Shoooop. That’s the sound of us leaving fantasy land and starring reality dead in the face. Thus far, I haven’t mentioned the injury concerns, the planned resting, and most importantly, the lack of depth that could burn Marks’ Nets.
One thing that’s worth monitoring: the Nets have a plethora of promising players on rookie-scale deals (Kurucs, Jarrett Allen, and Nic Claxton) and attractive below-market contracts (Joe Harris, Spencer Dinwiddie, and Caris LeVert). Should a superstar free agent become available (i.e. Karl-Anthony Towns or Bradley Beal), Marks has the goods to swing a transaction. Becoming the league’s only honest Big 3 could certainly change the narrative surrounding the 2019-2020 Brooklyn Nets.

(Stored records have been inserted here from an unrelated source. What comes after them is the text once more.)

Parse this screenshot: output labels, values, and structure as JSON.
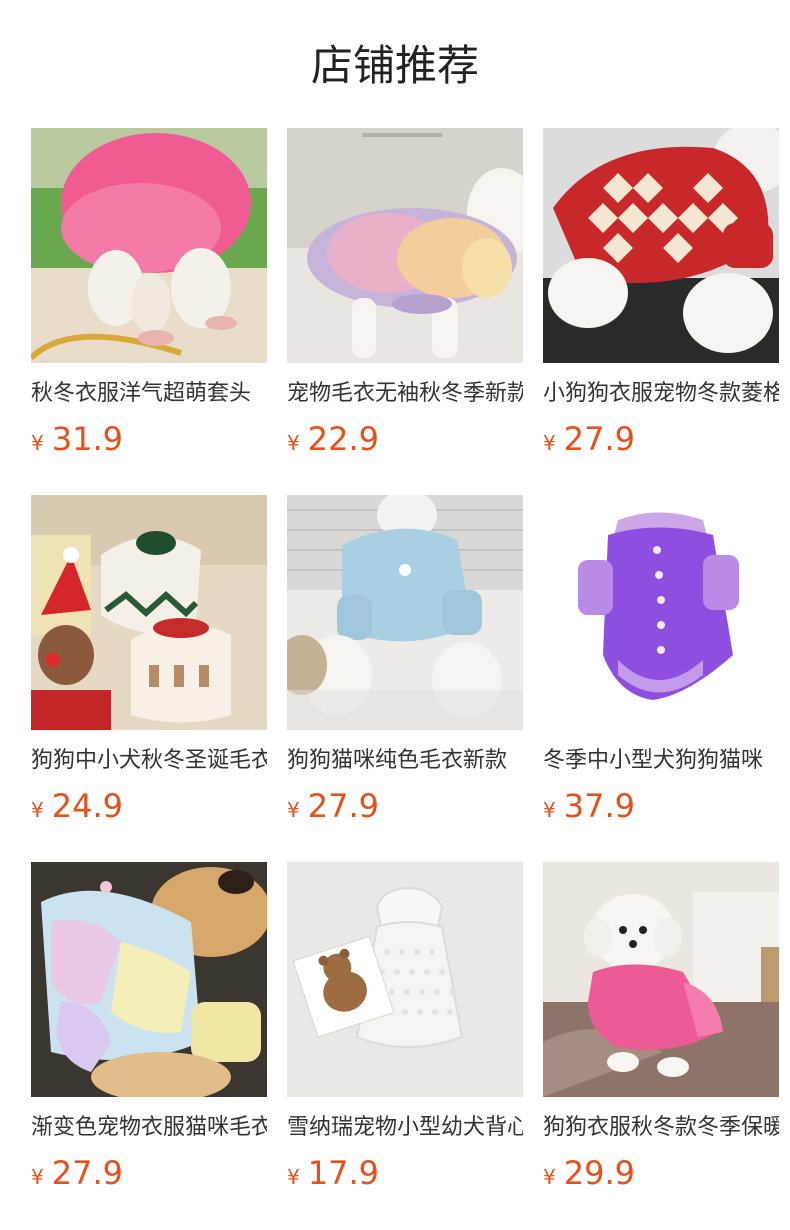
{
  "header": {
    "title": "店铺推荐"
  },
  "currency": "¥",
  "products": [
    {
      "name": "秋冬衣服洋气超萌套头",
      "price": "31.9",
      "image": "pink-fluffy-sweater-dog-photo"
    },
    {
      "name": "宠物毛衣无袖秋冬季新款",
      "price": "22.9",
      "image": "rainbow-knit-vest-dog-photo"
    },
    {
      "name": "小狗狗衣服宠物冬款菱格",
      "price": "27.9",
      "image": "red-argyle-sweater-dog-photo"
    },
    {
      "name": "狗狗中小犬秋冬圣诞毛衣",
      "price": "24.9",
      "image": "christmas-reindeer-sweaters-photo"
    },
    {
      "name": "狗狗猫咪纯色毛衣新款",
      "price": "27.9",
      "image": "blue-cardigan-dog-photo"
    },
    {
      "name": "冬季中小型犬狗狗猫咪",
      "price": "37.9",
      "image": "purple-fluffy-sweater-photo"
    },
    {
      "name": "渐变色宠物衣服猫咪毛衣",
      "price": "27.9",
      "image": "pastel-patchwork-sweater-dog-photo"
    },
    {
      "name": "雪纳瑞宠物小型幼犬背心",
      "price": "17.9",
      "image": "white-knit-vest-teddy-card-photo"
    },
    {
      "name": "狗狗衣服秋冬款冬季保暖",
      "price": "29.9",
      "image": "pink-sweater-white-poodle-photo"
    }
  ]
}
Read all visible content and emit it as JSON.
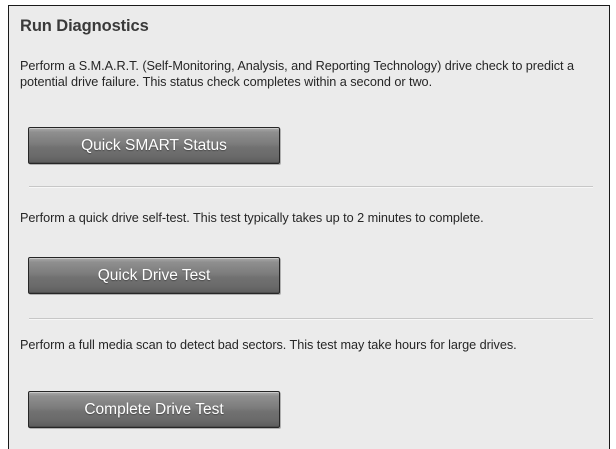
{
  "section": {
    "title": "Run Diagnostics"
  },
  "smart": {
    "description": "Perform a S.M.A.R.T. (Self-Monitoring, Analysis, and Reporting Technology) drive check to predict a potential drive failure. This status check completes within a second or two.",
    "button_label": "Quick SMART Status"
  },
  "quick_test": {
    "description": "Perform a quick drive self-test. This test typically takes up to 2 minutes to complete.",
    "button_label": "Quick Drive Test"
  },
  "complete_test": {
    "description": "Perform a full media scan to detect bad sectors. This test may take hours for large drives.",
    "button_label": "Complete Drive Test"
  }
}
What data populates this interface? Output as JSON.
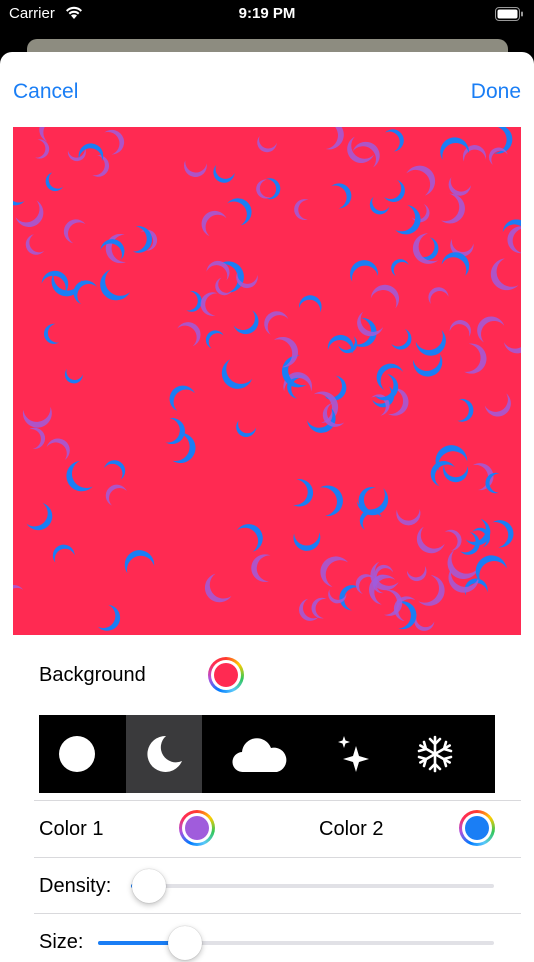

Marks’ flexibility doesn’t end there. After Dec. 15, players signed this summer become trade eligible. Should someone like Al-Farouq Aminu become available after potentially losing his spot amidst the Orlando Magic’s glut at power forward, the Nets could easily assemble an enticing package for the veteran defensive savant.
While Sean Marks isn’t normally known for trade deadline activity, he’s proved time and time again that’s it’s unwise to trap him in a box as a general manager. After all, no one foresaw him locking up two of the summer’s marquee free agents, yet look where we stand now.